2.3 Physico-chemical properties

The propolis samples were analyzed in triplicate according to AOAC (2002) official protocols for their ash, moisture, and protein content. Soxtech (Model-2045 Foss) and Fibertech (Model-2023 Foss) have been used to assess the crude fat and fibre content, respectively.

2.3.1

2.3.1 Color analysis

The Hunter LAB Colorimeter (CM-508d Model, Minolta, Japan), was used to measure the colour of propolis in triplicates (Lamberts et al., 2006). The chroma (c*) and hue angle (h^o) were calculated using the formula: $c * = {(a *^{2} + b *^{2})}^{1 / 2}$ $h ° = {tan}^{- 1} (b * / a *)$

2.3.2

2.3.2 Total balsam content (Ethanol extract of propolis)

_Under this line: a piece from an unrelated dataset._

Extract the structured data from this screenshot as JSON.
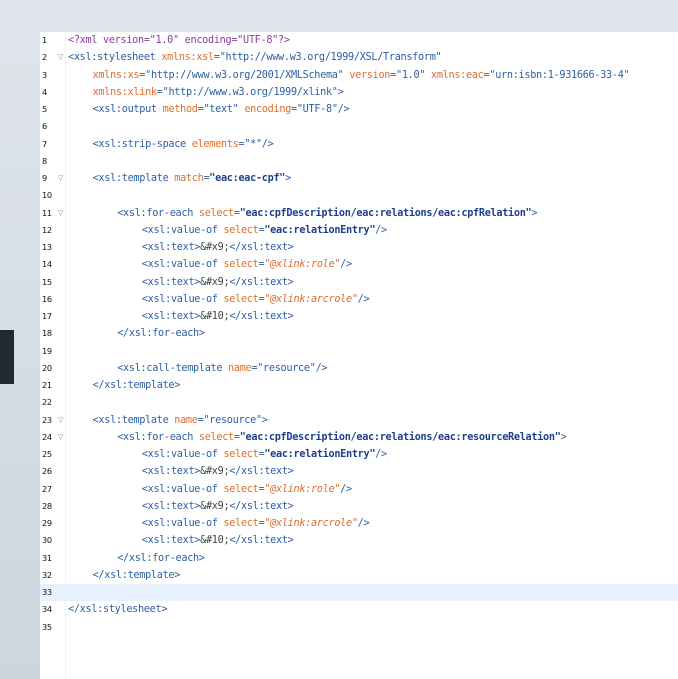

Propolis samples were extracted using 70% (v/v) ethanol and filtration of the ensuing suspension was done. The collected extract was evaporated to dryness till fixed weight was obtained (Bankova et al. 2019).

2.3.3

2.3.3 Total wax content

Propolis (500 mg) was treated with n-hexane to whichmethanol (20 mL) was mixed after drying. It was boiledand methanol phase was filtered. The flasks (which had some solid residues) and paper with residues were weighed (Falcão et al., 2013).

2.3.4

2.3.4 Volatile oil content

Standard hydro-distillation was carried out for the preparation of essential oil by means of a Clevenger type apparatus equipped with a heating mantle (Naik, et al., 2013).

2.4

2.4 Techno-functional properties

2.4.1

2.4.1 Water solubility

The process consisted of mixing sample (0.2 g) and distilled water (20 mL). After centrifugation, the aliquot (5 mL) was dried in oven at 105 °C. Solubility was determined as the sample mass obtained after drying (Cano-Chauca et al., 2005).

2.4.2

2.4.2 Water and oil absorption capacities

Propolis (10%w/v) was thoroughly mixed with distilled water/oil for 30 s, centrifuged and volume of free water or oil (supernatant) was recorded. The water/oil absorbed was converted in weight (g) by multiplying the respective density (Abbey and Ibeh, 1988).

2.4.3

2.4.3 Emulsion activity/capacity and stability

Propolis (2 g) was mixed with distilled water (25 mL) and after thorough dispersion; soy oil (25 mL) was added slowly and mixed. The mixture was centrifuged at 1600 rpm for 5 min and volume of oil separated from sample was read. The emulsion activity (%) was measured as a ratio of height of emulsion to the total height (Okezie and Bello, 1988).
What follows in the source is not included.